Argument 3 : « Les choses ont un prix mais l’homme a une dignité, loi fondamentale de notre civilisation. »

Contre-argument : on retrouve sans surprise le slogan de la dignité humaine, dont nous avons rappelé ici qu’il est à peu près vide de sens et qu’il sert surtout d’instrument privilégié des manœuvres religieuses ayant recours à des notions (en apparence) laïques.

A cela s’ajoutent dans le texte d’Arduin des piques conservatrices (« Du pain bénit (sic) pour le lobby gay dans son désir d’homoparentalité ») ou des erreurs de perspective (« La jurisprudence américaine a réglé la survenue de conflits en tenant comme souveraine l’expression de l’autonomie individuelle des deux parties qui signent le contrat. Logique utilitariste qui imprègne la bioéthique outre-Atlantique et influence toujours plus la réflexion européenne », ce qui est idiot puisque la reconnaissance de l’autonomie individuelle n’a strictement rien d’utilitariste).

Post scriptum : il existe très peu d'études sur la dimension psychologique des rapports parents-enfants dans le cas d'une naissance par mère porteuse.
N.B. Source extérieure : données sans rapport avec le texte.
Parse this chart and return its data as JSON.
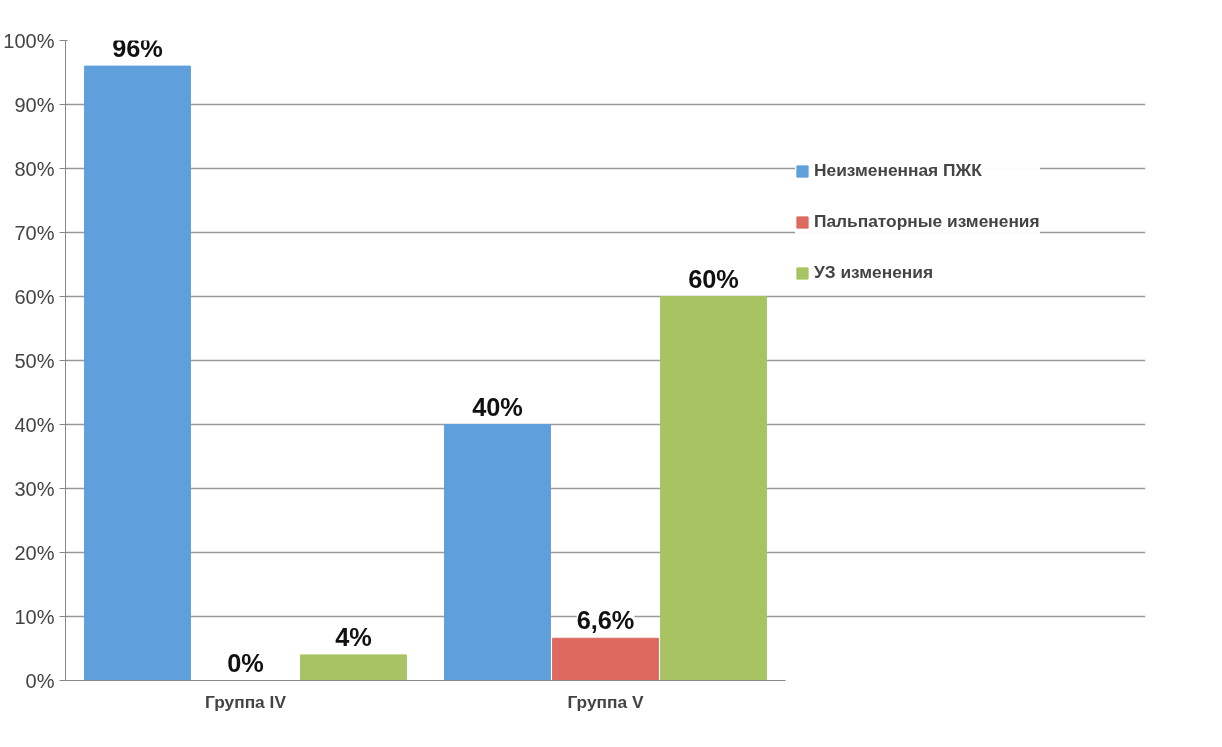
{
  "chart_data": {
    "type": "bar",
    "categories": [
      "Группа IV",
      "Группа V"
    ],
    "series": [
      {
        "name": "Неизмененная ПЖК",
        "color": "#5f9fdc",
        "values": [
          96,
          40
        ],
        "value_labels": [
          "96%",
          "40%"
        ]
      },
      {
        "name": "Пальпаторные изменения",
        "color": "#dc6a5e",
        "values": [
          0,
          6.6
        ],
        "value_labels": [
          "0%",
          "6,6%"
        ]
      },
      {
        "name": "УЗ изменения",
        "color": "#a8c462",
        "values": [
          4,
          60
        ],
        "value_labels": [
          "4%",
          "60%"
        ]
      }
    ],
    "ylim": [
      0,
      100
    ],
    "yticks": [
      {
        "value": 0,
        "label": "0%"
      },
      {
        "value": 10,
        "label": "10%"
      },
      {
        "value": 20,
        "label": "20%"
      },
      {
        "value": 30,
        "label": "30%"
      },
      {
        "value": 40,
        "label": "40%"
      },
      {
        "value": 50,
        "label": "50%"
      },
      {
        "value": 60,
        "label": "60%"
      },
      {
        "value": 70,
        "label": "70%"
      },
      {
        "value": 80,
        "label": "80%"
      },
      {
        "value": 90,
        "label": "90%"
      },
      {
        "value": 100,
        "label": "100%"
      }
    ],
    "grid": "y",
    "legend": "right"
  }
}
Golombok et al. (2004) ont analysé le bien-être psychologique des parents, la qualité des relations parents-enfants et le tempérament de l'enfant chez 42 familles ayant eu recours à la gestation pour autrui, 51 au don de gamètes et 80 familles à naissance naturelle. Leur conclusion est que le bien-être psychologique mesuré par questionnaire et observation est supérieur chez les familles où l'enfant est né par mère porteuse. Une seule étude n'est certes pas concluante, mais elle rappelle au minimum que l'analyse des faits vaut mieux que l'expression des préjugés (Golombok S. et al., 2004, Families created through surrogacy arrangements: parent-child relationships in the 1st year of life, Dev Psychol. , 40, 3, 400-11).

(Merci à Peggy d’avoir attiré mon attention sur ce papier).